Le 22 janvier, l'arrière-garde de Mortier occupait devant les Ill. et IV. Armeekorps, une solide position défensive entre Bar-sur-Aube et Colombey-les-Deux-Églises, d'où elle ne cessait de pousser des reconnaissances offensives contre les avant-postes alliés. Cette agressive défensive en impose encore une fois aux forces beaucoup plus importantes qu’il a devant lui. Ainsi, le 23, les Chasseurs de la Garde attaquent les avant-postes autrichiens à Clairvaux-sur-Aube et s’emparent de prisonniers. À Trimilly les reconnaissances du maréchal français se heurtent à l’avant-garde du V. Korps, soit les cosaques de Platov; ce point est tout de suite renforcé pour couvrir les arrières de la Garde. Ne prenant aucun risque, le maréchal assigne les trois bataillons du 113e de ligne, constitués exclusivement de Marie-Louise, à la protection du pont de Dolancourt contre un coup de main des cosaques. Ce pont ouvre la route de repli vers Troyes.
Quel contraste avec ses trois compagnons d’armes maintenant réunis sur la Marne: malgré la précarité de sa situation, toujours à risque d’être débordé, le duc de Trévise se montre combattif et rusé. Cela s'avère payant, le temps gagné sur les Alliés est important. L’attaque de Bar-sur-Aube est toutefois imminente, la Hauptarmee possède deux voies d’approche séparées par l’Aube infranchissable : la chaussée de Chaumont et celle de Châtillon. Mortier prit de bonnes dispositions et livra devant Bar-sur-Aube un combat retardateur le 24 janvier. Ce combat est le plus important depuis le franchissement du Rhin par les Alliés. À la nuit, pour la troisième fois en une semaine, il réussit à se dérober à la barbe de l’ennemi qui perd la direction exacte de sa retraite. La Garde se dirige vers Troyes par le pont de Dolancourt : les alliés crurent qu’une partie du corps remontait vers Châlons-sur-Marne!
Langres n’était pas en état de défense, rien n’avait été prévu pour y retarder l’ennemi, encore moins pour y soutenir un siège. La ville ouvrit ses portes dès le départ du maréchal Mortier et de la Vieille Garde.
Notes
[1] Wrede à Schwarzenberg, Neufchâteau, 20 janvier 1814. Weil, I, p. 156.
[2] Division Friant (4500 hommes) et la cavalerie de la Garde (2500 hommes) sous Laferrière-Levesque, environ 7000 hommes. La division Michel suivra quelques jours plus tard, portant l’effectif total des forces du maréchal Mortier è un peu moins de 12 000 hommes.

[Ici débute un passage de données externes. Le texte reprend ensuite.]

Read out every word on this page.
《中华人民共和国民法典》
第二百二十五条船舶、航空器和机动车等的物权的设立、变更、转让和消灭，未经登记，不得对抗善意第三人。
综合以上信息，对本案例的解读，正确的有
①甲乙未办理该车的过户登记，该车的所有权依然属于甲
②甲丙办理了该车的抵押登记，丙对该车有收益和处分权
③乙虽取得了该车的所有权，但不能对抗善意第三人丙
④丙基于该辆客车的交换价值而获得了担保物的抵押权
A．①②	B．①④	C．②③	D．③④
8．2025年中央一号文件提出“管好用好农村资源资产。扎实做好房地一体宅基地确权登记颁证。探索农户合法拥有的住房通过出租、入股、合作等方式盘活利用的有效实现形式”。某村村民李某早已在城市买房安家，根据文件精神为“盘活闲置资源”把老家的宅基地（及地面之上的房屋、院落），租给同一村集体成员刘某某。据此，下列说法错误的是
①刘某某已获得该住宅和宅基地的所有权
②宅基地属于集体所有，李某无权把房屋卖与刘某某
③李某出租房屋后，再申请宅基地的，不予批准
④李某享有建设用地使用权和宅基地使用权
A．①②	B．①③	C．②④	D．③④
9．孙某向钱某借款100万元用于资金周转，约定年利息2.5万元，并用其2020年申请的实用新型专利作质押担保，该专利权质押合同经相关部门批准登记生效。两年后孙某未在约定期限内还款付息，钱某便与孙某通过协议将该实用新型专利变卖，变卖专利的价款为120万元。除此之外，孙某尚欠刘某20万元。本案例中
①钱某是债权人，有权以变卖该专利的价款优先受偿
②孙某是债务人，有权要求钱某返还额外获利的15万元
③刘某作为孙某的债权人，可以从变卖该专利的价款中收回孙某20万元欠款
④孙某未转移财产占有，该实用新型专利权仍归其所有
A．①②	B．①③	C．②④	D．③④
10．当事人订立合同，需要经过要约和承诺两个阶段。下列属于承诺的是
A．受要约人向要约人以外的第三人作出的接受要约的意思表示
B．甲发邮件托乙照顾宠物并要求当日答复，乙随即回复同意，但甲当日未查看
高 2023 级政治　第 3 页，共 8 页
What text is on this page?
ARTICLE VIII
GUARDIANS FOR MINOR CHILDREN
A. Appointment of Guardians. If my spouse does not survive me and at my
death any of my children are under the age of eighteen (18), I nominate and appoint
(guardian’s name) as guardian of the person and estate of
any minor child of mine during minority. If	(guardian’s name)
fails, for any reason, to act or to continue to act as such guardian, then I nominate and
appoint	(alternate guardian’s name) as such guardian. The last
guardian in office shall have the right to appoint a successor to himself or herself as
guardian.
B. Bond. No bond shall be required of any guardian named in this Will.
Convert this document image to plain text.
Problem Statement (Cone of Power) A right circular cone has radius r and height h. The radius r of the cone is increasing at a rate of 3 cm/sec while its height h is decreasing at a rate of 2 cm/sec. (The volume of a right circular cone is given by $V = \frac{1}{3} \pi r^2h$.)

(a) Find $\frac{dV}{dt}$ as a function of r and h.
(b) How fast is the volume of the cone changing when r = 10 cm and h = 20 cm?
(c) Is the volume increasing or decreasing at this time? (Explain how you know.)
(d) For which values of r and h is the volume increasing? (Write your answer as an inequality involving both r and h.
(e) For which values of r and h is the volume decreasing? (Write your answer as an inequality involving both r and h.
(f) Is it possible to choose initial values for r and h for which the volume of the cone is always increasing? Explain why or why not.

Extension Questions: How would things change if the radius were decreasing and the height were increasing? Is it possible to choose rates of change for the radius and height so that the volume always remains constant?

[3] Ainsi, dans la nuit du 12 au 13 janvier, les Chasseurs à cheval de la Garde surprennent à une heure du matin les avant-postes du III. Korps à Châtenay-Vaudin. À cinq heures, c'est au tour des avant-postes du côté de Boulc-en-Chasse de subir une attaque. Enfin deux heures plus tard un groupe de 800 cavaliers environ sort de nouveau de Langres et inquiète toute la ligne occupée par Gyulay qui, s'attendant à être attaqué à tout instant, renonce à reconnaître Langres et se concentre à Fayl-Billot.
[4] Le 14 janvier 1814, l Thurn annonce au prince de Schwarzenberg qu’il y aurait une armée de plus de 50 000 hommes entre Langres et Dijon!
[5] Langres pouvait être attaqué dès le 13 janvier. Toutefois, devant l’incertitude sur les effectifs du maréchal Mortier, l’opération fut retardée au 18. L’Oberstleutnant Thurn qui commande l’un des Streifkorps, rapporte à Schwarzenberg le 9 janvier, qu’il évalue les forces de Mortier entre 10 000 et 30 000 hommes. Or à cette date, Mortier a tout au plus 8000 hommes avec lui.
[6] Mortier à Berthier, Langres, 16 janvier 1814 au matin.
[7] Bernhardi, p.187 et Weil, I, p. 140.